E.g. a mode in which such a special-reference was globally registered,
or otherwise made easier to reason about parallelism and aliasing-wise.
E.g. where certain casts and other operations that, in C, make
aliasing analysis almost impractical, were disallowed.
One of the reasons I am hopeful for C# is that it has at least the safe
and unsafe modes. I am hopeful that modes in a language - essentially
sublanguages - may be useful in making memory better behaved. I am
hopeful that more language moding or subsetting mechanisms will be
created. Sure, you could create new languages as necessary - but it is
a pity when certain library mechanisms that could be used in all of the
new languages are prevented, because they are new, separate, languages.
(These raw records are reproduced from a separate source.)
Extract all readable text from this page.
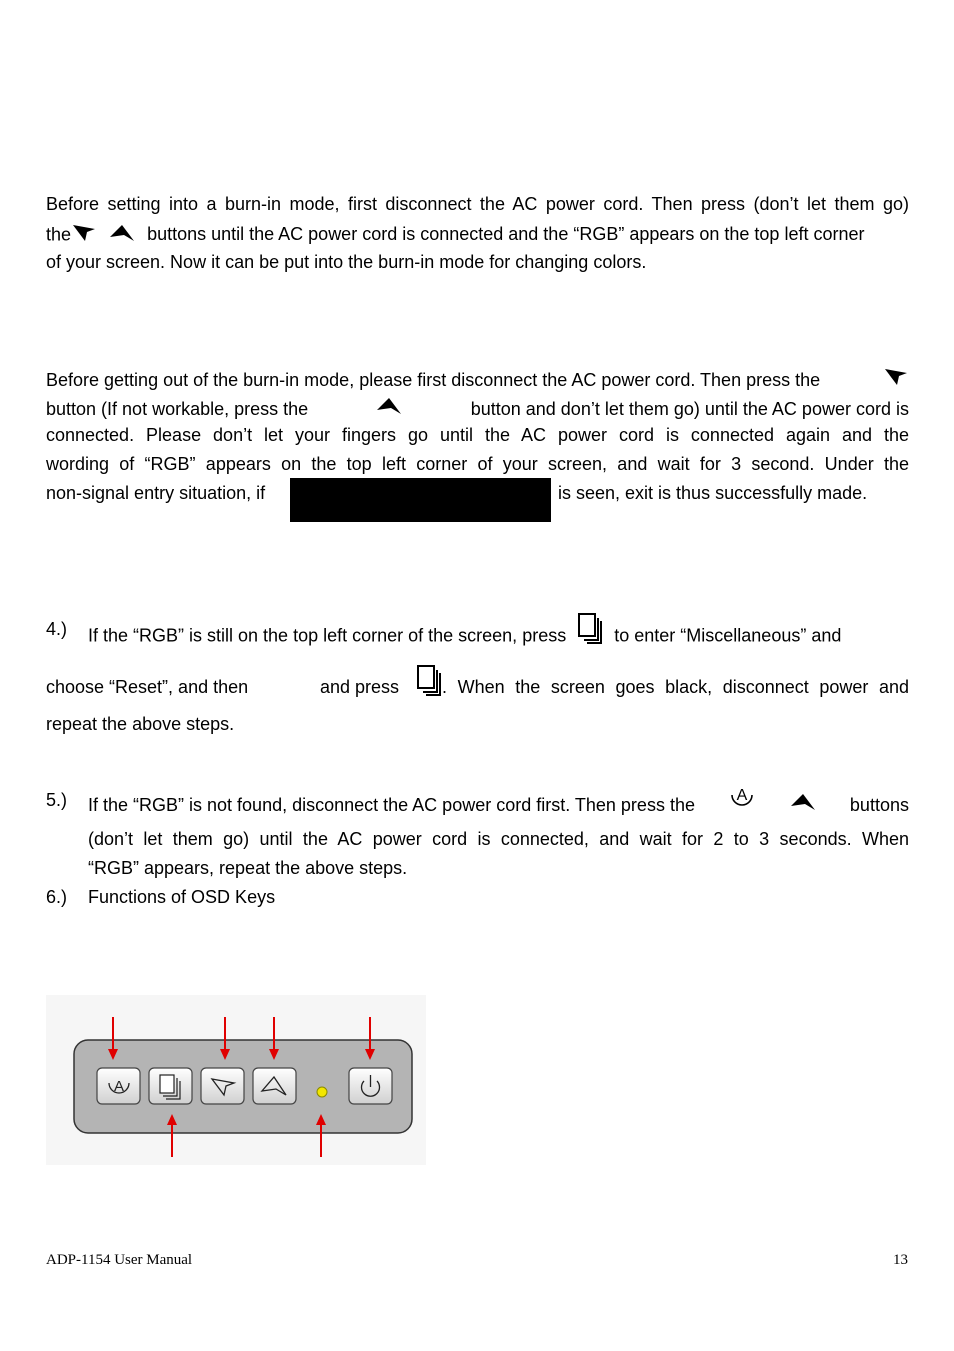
Before setting into a burn-in mode, first disconnect the AC power cord. Then press (don’t let them go)
the	buttons until the AC power cord is connected and the “RGB” appears on the top left corner
of your screen. Now it can be put into the burn-in mode for changing colors.
Before getting out of the burn-in mode, please first disconnect the AC power cord. Then press the
button (If not workable, press the	button and don’t let them go) until the AC power cord is
connected. Please don’t let your fingers go until the AC power cord is connected again and the
wording of “RGB” appears on the top left corner of your screen, and wait for 3 second. Under the
non-signal entry situation, if	is seen, exit is thus successfully made.
4.) If the “RGB” is still on the top left corner of the screen, press	to enter “Miscellaneous” and
choose “Reset”, and then	and press . When the screen goes black, disconnect power and
repeat the above steps.
5.) If the “RGB” is not found, disconnect the AC power cord first. Then press the	A	buttons
(don’t let them go) until the AC power cord is connected, and wait for 2 to 3 seconds. When
“RGB” appears, repeat the above steps.
6.) Functions of OSD Keys
A
ADP-1154 User Manual	13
E.g. I want separate languages or sublanguages, but I want the STL to
be portable across them all.
Note that if you can overload the address of operator &(T) you can get
much of the above. But then you will want to have a mode that prevents
standard user code from using &int=>int*; you will want to ensure that,
in one of your safe sublanguages, &int=>well_behaved_ptr<int>. Or, if
you don't like overloading, is illegal.